Studies confirm that gender socialization influences school perseverance as well as school drop-out and drop-in (Higher Education Council, 1999). This socialization is especially the result of the different attitudes and expectations we have towards children and young people, according to their gender (Persévérer dans l’égalité, 2016). It reinforces gender stereotypes, and children internalize them. Thus, girls and boys have a different school experience. It is also recognized that girls and boys who adhere to sex stereotypes are the ones who drop out the most.
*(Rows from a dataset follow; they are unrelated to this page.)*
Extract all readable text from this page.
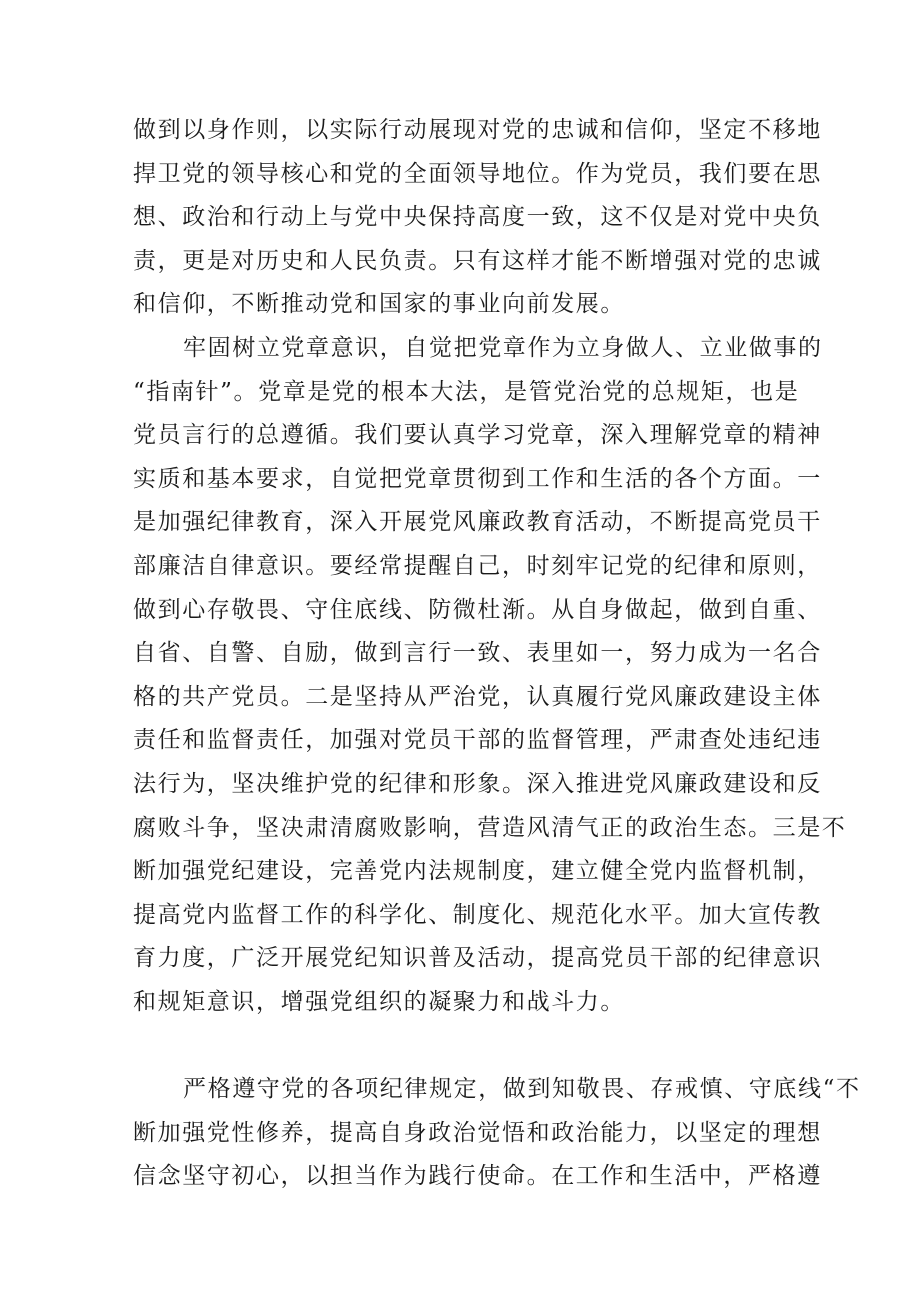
做到以身作则，以实际行动展现对党的忠诚和信仰，坚定不移地
捍卫党的领导核心和党的全面领导地位。作为党员，我们要在思
想、政治和行动上与党中央保持高度一致，这不仅是对党中央负
责，更是对历史和人民负责。只有这样才能不断增强对党的忠诚
和信仰，不断推动党和国家的事业向前发展。

牢固树立党章意识，自觉把党章作为立身做人、立业做事的
“指南针”。党章是党的根本大法，是管党治党的总规矩，也是
党员言行的总遵循。我们要认真学习党章，深入理解党章的精神
实质和基本要求，自觉把党章贯彻到工作和生活的各个方面。一
是加强纪律教育，深入开展党风廉政教育活动，不断提高党员干
部廉洁自律意识。要经常提醒自己，时刻牢记党的纪律和原则，
做到心存敬畏、守住底线、防微杜渐。从自身做起，做到自重、
自省、自警、自励，做到言行一致、表里如一，努力成为一名合
格的共产党员。二是坚持从严治党，认真履行党风廉政建设主体
责任和监督责任，加强对党员干部的监督管理，严肃查处违纪违
法行为，坚决维护党的纪律和形象。深入推进党风廉政建设和反
腐败斗争，坚决肃清腐败影响，营造风清气正的政治生态。三是不
断加强党纪建设，完善党内法规制度，建立健全党内监督机制，
提高党内监督工作的科学化、制度化、规范化水平。加大宣传教
育力度，广泛开展党纪知识普及活动，提高党员干部的纪律意识
和规矩意识，增强党组织的凝聚力和战斗力。

严格遵守党的各项纪律规定，做到知敬畏、存戒慎、守底线“不
断加强党性修养，提高自身政治觉悟和政治能力，以坚定的理想
信念坚守初心，以担当作为践行使命。在工作和生活中，严格遵
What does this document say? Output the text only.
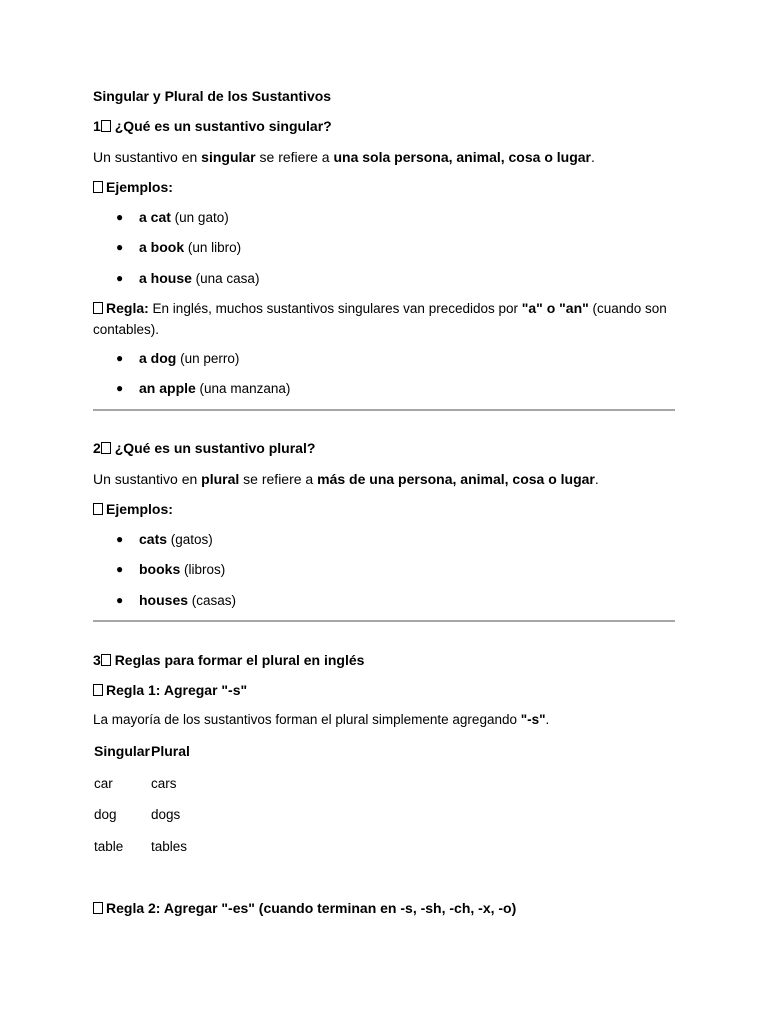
Singular y Plural de los Sustantivos
1 ¿Qué es un sustantivo singular?
Un sustantivo en singular se refiere a una sola persona, animal, cosa o lugar.
Ejemplos:
● a cat (un gato)
● a book (un libro)
● a house (una casa)
Regla: En inglés, muchos sustantivos singulares van precedidos por "a" o "an" (cuando son contables).
● a dog (un perro)
● an apple (una manzana)
2 ¿Qué es un sustantivo plural?
Un sustantivo en plural se refiere a más de una persona, animal, cosa o lugar.
Ejemplos:
● cats (gatos)
● books (libros)
● houses (casas)
3 Reglas para formar el plural en inglés
Regla 1: Agregar "-s"
La mayoría de los sustantivos forman el plural simplemente agregando "-s".
Singular Plural
car	cars
dog	dogs
table tables
Regla 2: Agregar "-es" (cuando terminan en -s, -sh, -ch, -x, -o)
This differentiated socialization also influences school career paths and, ultimately, career choices (Conseil du statut de la femme, 2015). This phenomenon is reflected in particular, but not exclusively, by:

  1. Differences in the process of school disengagement: drop-out girls are more affected than boys by psychological factors or family problems, which are often not visible in school. As for boys, they indicate the desire or need to work as a reason for dropping out (Guide persévérer dans l’égalité, 2018).
  2. Inequalities mean that girls who drop out are more disadvantaged than boys in their socioeconomic pathways, because they are more likely to experience precariousness and poverty (Théorêt and Hrimech, 1999). Socio-economic deprivation is one of the main risk factors of dropout and is partly related to the under-enrollment of mothers, which means that students who have an unqualified mother are at higher risk of dropping out than others (FAE – Relais-Femmes, 2010).
  3. From early childhood, several studies show significant inequalities at girls’ benefit in terms of initiation and motivation to read, which greatly influences the continuation of schooling (ELDEQ, 2015).
  4. In the workplace and college, gender stereotypes can have a significant impact on the integration of students into studies leading to occupations that are traditionally male or female (eg women in forestry, or adventure tourism, men in nursing or social work) and the quality of their training.
  5. In the region, academic and professional segregation is more pronounced than elsewhere in Quebec (Conseil du statut de la femme, 2015). To address these issues, TCGFGIM participated in 2015-2016 in the development and testing of a guide on school perseverance and gender stereotypes (Persévérer dans l’égalité, 2016). This guide aimed at educators and was intended to raise awareness of the links between adherence to sex-role stereotyping among young people and prospects for student retention.

We have therefore wished to improve the Perseverance in Equality approach to enable educators to truly integrate these findings into their educational practices and thus develop intervention strategies adapted to the realities of the different educational environments, from early childhood to college. Keeping that in mind, we have set up this website, which brings together tools and intervention strategies for each grade level. The tools are adapted to the various contexts encountered in the Gaspé and Magdalene Islands, namely those of the Francophone, Anglophone and Mi’kmaq communities.

During the 2019-2020 school year, about 15 experimental places will benefit from training courses and support so that their staff will begin to put into practice some intervention strategies to deconstruct gender stereotypes, both in their teaching practices and in their interventions with students. In 2020-2021, this training will be deployed throughout the Gaspé and Magdalene Islands so that more teaching environments can benefit from this training.